A portion of it is explained by the numbers. The average price of gasoline in the United States was $4.16 per gallon in early April and has only increased since then. By mid-May, the national average had risen above $4.50, and in a few states, it had surpassed $6. Since diesel is what moves groceries, Amazon boxes, and pretty much everything else, it is more important than most people realize that it is currently at $5.67 and still rising. The Iran War and the closure of the Strait of Hormuz, a route that most Americans could not locate on a map but now feel every Friday in their wallets, served as the catalyst. What worries me the most is that analysts at Rystad anticipate that the suffering will continue even if a ceasefire is maintained. It’s not a spike. The floor is brand-new.
Observing the road trip itself—that enduring American custom—be subtly rearranged in real time is peculiar. A small absurdity that says it all is Skyler Burke, an aspiring law student who now drives extra miles to get to less expensive pumps, burning fuel to save fuel. Kari DyLong, who lives close to Denver, has completely stopped going on weekend trips and is reconsidering her voting choices. When you listen to people like her, it seems like the calculation has shifted from “where should we go” to “can we afford to go anywhere,” and this change is occurring in driveways all over the nation without much notice.

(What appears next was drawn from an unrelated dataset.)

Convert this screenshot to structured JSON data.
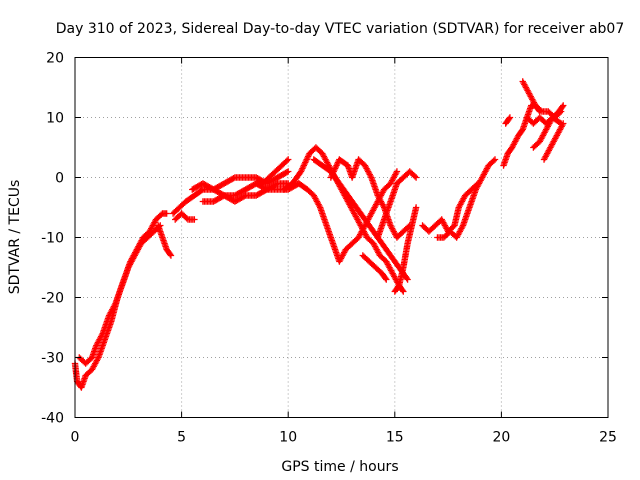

Then there is Transportation Secretary Sean Duffy, who chose this precise moment to launch a five-part YouTube series titled “The Great American Road Trip,” which he and his family filmed over seven months of open highway and mountains. “To love America is to see America,” he stated. The optics were difficult. Critics noted that it would cost nearly $900 in gas to recreate his route. It’s difficult to disagree with Pete Buttigieg’s description of it as “brutally out of touch,” but I will concede that there is something almost poignant about a government honoring a tradition at the same time that its economics are collapsing. Perhaps that’s the only occasion when people celebrate anything.
It’s not just the highways that are collapsing. Spirit Airlines, the low-cost airline that allowed people on tight budgets to take impromptu trips, abruptly shut down on May 2, citing jet fuel prices as the final blow. Photographer Chelsea Blackmore of Massachusetts opened the app to discover that her flight to Orlando had been canceled. She spent five hours sobbing and rebooking, ultimately paying $800 for Southwest tickets without a checked bag. “We could drive to Florida” is an instinct that everyone has. The backup plan is meant to be the road. However, the fallback now costs almost as much as the replacement.
However, people continue. Over Memorial Day weekend, 45 million Americans are expected to travel, the majority by car, according to AAA. The parent company of Greyhound reported a 30% increase in ridership. Amtrak saw an increase. According to travel agents, customers are using credit cards for trips that are out of sight, out of mind, and unwilling to give up the experience—even if it means cutting down on the number of days and comfort. Blackmore stated, “Everybody deserves a vacation,” and I keep turning over that statement because of its stubbornness.
Thus, the road trip isn’t exactly dead. It’s adjusting in the same way that habits do when finances are tight: shorter, closer, financed, and a little nervous. A war thousands of miles away and a price floor that might not rise for years will determine whether it ever reaches its previous level. From a distance, neither the politics nor the barrel prices stand out. It’s the silent recalibration in all those driveways where the tank only fills halfway and the open road still beckons.